Birinci Dünya Savaşı’ndan sonra büyüyen göç dalgası sonucu, Ku Klux Klan benzeri, yerli halkın üstünlüğü hareketleri yoğunlaştı. “Yüzde yüz Amerikalılık” çağrısında bulunan, yeniden örgütlenmiş bir Ku Klux Klan gelişti. Yeni Klan, Yeniden Yapılanma dönemindekinin aksine, yalnız ülkede doğmuş olan Protestanları üyeliğe kabul ediyor, Afrikalı Amerikalılar kadar, Katoliklere, Yahudilere ve göçmenlere de karşı çıkıyordu. Düşmanlarının tanımını yeniden düzenleyen Klan, görüşlerini Kuzey’e ve Ortabatı’ya da yaydı ve bir süre için üye sayısı çok kabardı.

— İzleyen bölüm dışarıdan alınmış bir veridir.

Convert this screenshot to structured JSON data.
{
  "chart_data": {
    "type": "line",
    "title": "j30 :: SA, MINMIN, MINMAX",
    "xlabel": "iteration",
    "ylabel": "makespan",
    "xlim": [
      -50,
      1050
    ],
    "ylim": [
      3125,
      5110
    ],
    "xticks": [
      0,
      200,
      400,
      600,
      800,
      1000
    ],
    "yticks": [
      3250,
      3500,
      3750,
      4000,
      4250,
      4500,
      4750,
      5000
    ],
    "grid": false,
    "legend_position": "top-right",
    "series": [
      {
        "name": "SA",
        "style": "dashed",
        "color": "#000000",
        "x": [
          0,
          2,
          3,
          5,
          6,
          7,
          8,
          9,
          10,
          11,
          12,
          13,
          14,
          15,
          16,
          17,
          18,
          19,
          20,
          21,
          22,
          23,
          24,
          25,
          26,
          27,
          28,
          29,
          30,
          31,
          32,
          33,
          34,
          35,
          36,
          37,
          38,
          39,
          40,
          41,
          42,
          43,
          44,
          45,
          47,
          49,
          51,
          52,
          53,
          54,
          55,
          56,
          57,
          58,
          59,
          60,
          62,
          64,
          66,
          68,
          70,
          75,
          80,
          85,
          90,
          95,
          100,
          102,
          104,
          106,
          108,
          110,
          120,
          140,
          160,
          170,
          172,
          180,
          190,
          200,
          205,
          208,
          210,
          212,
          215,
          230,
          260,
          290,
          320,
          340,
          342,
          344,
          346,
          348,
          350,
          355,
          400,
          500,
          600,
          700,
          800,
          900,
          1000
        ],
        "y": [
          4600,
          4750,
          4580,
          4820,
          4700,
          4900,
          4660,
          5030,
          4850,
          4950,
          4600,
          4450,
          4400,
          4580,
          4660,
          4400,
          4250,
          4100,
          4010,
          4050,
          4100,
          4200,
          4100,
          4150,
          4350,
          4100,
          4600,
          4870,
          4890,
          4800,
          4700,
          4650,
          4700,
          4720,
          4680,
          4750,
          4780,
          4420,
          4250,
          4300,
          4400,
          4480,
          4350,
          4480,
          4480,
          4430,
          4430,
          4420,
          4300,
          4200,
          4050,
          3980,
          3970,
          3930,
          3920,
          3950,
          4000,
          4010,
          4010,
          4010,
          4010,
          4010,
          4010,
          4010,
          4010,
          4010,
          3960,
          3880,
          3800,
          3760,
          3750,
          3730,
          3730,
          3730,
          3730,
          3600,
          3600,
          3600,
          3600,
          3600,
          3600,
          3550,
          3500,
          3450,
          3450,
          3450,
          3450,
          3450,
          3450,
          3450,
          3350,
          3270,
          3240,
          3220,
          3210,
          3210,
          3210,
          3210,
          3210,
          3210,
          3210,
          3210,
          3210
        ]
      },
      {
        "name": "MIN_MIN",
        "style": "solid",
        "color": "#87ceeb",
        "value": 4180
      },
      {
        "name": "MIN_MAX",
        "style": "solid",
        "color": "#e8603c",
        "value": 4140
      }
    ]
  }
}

Göç karşıtı duygular bir dizi yasal önlem alınmasına yol açtı ve 1924’te Göçmen Kontenjanı Yasası ile 1929’te de bir başka yasa kabul edildi. Bu yasalar uyarınca, 1920 yılına kadar Amerika Birleşik Devletleri’nde yerleşmiş bulunan yurttaşlarının sayısına bağlı olarak saptanan ülke kontenjanları çerçevesinde, her yıl alınacak göçmen sayısı 150.000 kişiyle sınırlandı. Bu sınırlamaların bir sonucu olarak, yerli halkın üstünlüğü örgütlerinin çekiciliği azaldı; 1930’lardaki Büyük Bunalım da göçte büyük bir düşüşe yol açtı.